A Court of Frost and Starlight is a companion novel to the A Court of Thorns and Roses series and I love it! Freya is getting ready for her first Winter Solstice as High Lady and she is learning much about herself during this time, as well as her courts traditions. We are on the journey with the Night Court’s Inner Circle as they look for gifts for each other for Solstice and they make peace with what they experienced in the war against Hybern.This book broke my heart – Mor still battling the memories of the assault on her, Cassian’s passion to train the women to fight back against males who attempt to hurt them like they had his mother, Nesta still feeling nothing after having been Made against her will, Freya finding her love of painting again and Tamlin… oh, as much as I hate Tamlin my heart is broken for him – he has lost everything as a result of his actions and is not the High Fae we once knew. With Rhys showing a gesture to help him, it just broke me. As I’ve said before, I am completely in love with this series, in love with these characters and feel like my soul has died now that I’ve read the four released novels and now I need to patiently wait for A Court of Silver Flames. I cannot wait to get my hands on it and I’ll be lost when it eventually ends.To the stars that listen and the dreams that are answered…

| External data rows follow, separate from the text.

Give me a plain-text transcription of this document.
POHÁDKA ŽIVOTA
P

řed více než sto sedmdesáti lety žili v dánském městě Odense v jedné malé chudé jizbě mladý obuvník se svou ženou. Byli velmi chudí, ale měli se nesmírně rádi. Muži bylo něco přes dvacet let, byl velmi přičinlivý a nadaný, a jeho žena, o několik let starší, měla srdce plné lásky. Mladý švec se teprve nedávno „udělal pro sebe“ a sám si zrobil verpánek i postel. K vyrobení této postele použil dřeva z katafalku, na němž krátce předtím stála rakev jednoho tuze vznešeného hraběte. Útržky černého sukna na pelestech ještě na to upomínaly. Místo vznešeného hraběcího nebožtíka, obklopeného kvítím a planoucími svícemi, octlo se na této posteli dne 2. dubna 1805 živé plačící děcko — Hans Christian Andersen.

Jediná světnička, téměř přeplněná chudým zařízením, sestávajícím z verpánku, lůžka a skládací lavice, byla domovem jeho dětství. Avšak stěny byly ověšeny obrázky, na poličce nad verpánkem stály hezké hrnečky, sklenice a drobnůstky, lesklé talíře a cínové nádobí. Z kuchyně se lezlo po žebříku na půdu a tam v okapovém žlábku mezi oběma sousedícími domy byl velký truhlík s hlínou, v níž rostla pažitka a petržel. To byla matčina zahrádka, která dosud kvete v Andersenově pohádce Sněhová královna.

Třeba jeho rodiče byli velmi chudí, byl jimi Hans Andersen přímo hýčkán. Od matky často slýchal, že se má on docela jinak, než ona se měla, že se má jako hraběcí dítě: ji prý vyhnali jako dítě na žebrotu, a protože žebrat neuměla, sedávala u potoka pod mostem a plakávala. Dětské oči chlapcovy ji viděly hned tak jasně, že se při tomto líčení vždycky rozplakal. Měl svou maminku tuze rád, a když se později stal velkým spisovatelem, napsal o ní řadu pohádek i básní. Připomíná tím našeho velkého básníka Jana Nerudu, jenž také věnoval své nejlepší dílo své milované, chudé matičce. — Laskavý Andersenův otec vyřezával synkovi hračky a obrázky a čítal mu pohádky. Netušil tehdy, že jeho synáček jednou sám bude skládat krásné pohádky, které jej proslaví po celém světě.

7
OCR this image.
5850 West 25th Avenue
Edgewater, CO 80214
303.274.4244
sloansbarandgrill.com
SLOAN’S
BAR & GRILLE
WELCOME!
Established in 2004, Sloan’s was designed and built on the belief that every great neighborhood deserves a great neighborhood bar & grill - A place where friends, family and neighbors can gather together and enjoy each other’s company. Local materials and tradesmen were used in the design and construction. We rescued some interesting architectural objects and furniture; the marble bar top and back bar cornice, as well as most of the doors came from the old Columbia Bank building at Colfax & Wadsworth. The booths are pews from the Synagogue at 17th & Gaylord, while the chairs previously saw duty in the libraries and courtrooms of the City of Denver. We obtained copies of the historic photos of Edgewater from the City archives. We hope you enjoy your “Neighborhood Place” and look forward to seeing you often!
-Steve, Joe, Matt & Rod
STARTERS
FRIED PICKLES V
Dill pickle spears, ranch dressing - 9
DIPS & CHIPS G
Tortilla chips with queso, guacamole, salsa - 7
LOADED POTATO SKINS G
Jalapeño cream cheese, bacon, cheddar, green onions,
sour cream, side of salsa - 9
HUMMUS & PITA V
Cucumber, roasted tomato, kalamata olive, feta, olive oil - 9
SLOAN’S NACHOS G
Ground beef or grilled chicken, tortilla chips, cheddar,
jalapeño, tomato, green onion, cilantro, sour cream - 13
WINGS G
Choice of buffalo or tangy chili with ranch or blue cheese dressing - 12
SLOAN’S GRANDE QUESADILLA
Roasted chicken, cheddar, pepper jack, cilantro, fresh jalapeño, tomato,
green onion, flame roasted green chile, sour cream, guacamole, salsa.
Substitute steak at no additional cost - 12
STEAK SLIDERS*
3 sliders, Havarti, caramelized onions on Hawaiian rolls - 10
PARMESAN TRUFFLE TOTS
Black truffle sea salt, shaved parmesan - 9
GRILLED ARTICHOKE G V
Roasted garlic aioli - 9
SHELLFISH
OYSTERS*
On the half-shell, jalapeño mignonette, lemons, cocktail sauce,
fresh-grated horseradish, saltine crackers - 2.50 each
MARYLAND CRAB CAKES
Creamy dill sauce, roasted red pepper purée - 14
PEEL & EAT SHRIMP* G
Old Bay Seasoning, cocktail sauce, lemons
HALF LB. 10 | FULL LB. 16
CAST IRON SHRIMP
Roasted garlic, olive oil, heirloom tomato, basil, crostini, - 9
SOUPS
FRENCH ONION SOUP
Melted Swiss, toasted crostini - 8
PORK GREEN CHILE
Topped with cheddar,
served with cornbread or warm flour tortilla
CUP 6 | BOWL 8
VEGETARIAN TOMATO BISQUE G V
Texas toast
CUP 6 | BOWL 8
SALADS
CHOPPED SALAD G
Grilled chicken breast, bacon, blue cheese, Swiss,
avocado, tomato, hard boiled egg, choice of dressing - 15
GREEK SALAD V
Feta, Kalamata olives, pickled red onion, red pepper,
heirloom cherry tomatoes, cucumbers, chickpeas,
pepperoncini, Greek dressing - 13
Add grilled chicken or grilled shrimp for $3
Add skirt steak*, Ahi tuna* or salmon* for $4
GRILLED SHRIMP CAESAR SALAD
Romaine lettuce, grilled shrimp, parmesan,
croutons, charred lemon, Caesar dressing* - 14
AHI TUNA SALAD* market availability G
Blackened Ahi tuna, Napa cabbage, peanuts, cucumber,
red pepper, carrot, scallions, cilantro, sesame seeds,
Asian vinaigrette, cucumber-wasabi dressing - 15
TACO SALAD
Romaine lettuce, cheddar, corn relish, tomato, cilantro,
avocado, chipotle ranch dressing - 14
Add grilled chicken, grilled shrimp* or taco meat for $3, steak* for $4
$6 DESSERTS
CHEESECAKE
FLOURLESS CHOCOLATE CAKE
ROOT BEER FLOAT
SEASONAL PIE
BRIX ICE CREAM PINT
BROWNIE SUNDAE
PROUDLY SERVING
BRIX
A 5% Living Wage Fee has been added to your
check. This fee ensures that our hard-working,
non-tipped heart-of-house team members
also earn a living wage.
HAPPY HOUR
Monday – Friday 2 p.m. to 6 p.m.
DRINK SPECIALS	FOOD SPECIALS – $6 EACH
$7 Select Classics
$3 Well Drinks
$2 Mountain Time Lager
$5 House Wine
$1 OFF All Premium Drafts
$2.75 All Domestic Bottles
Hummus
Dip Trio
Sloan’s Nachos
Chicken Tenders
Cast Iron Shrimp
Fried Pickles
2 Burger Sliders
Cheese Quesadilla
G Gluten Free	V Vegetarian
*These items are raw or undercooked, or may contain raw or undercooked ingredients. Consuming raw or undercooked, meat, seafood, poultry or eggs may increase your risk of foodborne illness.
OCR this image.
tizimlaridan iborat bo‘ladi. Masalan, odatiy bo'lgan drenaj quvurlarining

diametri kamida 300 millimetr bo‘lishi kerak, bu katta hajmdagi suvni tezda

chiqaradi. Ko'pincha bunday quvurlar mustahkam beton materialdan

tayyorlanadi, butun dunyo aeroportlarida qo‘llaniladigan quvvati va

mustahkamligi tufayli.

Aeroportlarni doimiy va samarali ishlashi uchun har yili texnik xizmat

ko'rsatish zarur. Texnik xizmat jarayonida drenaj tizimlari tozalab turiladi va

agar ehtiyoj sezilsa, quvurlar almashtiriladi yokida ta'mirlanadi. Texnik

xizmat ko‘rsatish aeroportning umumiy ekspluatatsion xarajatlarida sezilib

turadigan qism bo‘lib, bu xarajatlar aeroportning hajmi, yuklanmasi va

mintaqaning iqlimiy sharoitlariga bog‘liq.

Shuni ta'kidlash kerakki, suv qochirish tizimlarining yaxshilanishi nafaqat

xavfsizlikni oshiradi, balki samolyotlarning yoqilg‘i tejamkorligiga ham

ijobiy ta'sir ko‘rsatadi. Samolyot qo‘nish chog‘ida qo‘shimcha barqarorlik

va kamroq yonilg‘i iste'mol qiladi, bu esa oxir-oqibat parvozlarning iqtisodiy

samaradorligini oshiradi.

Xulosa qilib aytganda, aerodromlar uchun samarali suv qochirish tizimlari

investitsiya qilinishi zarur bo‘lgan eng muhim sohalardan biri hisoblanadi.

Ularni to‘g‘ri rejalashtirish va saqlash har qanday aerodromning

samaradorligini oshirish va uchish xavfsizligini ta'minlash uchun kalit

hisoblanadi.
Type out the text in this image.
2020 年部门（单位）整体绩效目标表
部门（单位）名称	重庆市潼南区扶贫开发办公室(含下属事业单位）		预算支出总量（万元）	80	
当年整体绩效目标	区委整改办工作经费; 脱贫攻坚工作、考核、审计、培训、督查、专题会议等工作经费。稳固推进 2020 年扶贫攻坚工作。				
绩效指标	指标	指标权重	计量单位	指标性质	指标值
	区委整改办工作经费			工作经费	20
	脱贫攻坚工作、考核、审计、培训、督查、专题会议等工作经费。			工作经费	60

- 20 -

This is essentially a short story for serious fans of the COTAR trilogy, letting us spend more time with these characters and locations. It rams Rhys and F’s happiness down our throats, so we are left in no doubt that they are happy with dreams fulfilled. I found some of the events between them a bit ridiculous, especially as the more understated nature of their lifestyle was part of its initial appeal (compared to other highly materialistic High Courts). Putting the materialism aside, I also thought that the big sex scene of this book was so overdone, as Rhys’ POV narration states that their souls only *fully* belong to one another after it. So we leave Rhys and F behind, their happy ending completely closed off with no loose threads. The two most interesting characters in this book are Cassian and Nesta, so no surprise when it is revealed that the next full length novel set in this world will be about them. Azriel hovers on the edges, but the Lucien/ Elaine/ Azriel/ Mor dynamic isn’t as interesting as the Cassian/ Nesta one. Looking forward to the new chapter and hope to see more of Velaris and the other members of the Court of Dreams.Overall not as watertight or intelligent as the trilogy, but a light read to keep readers engaged before the next novel comes out.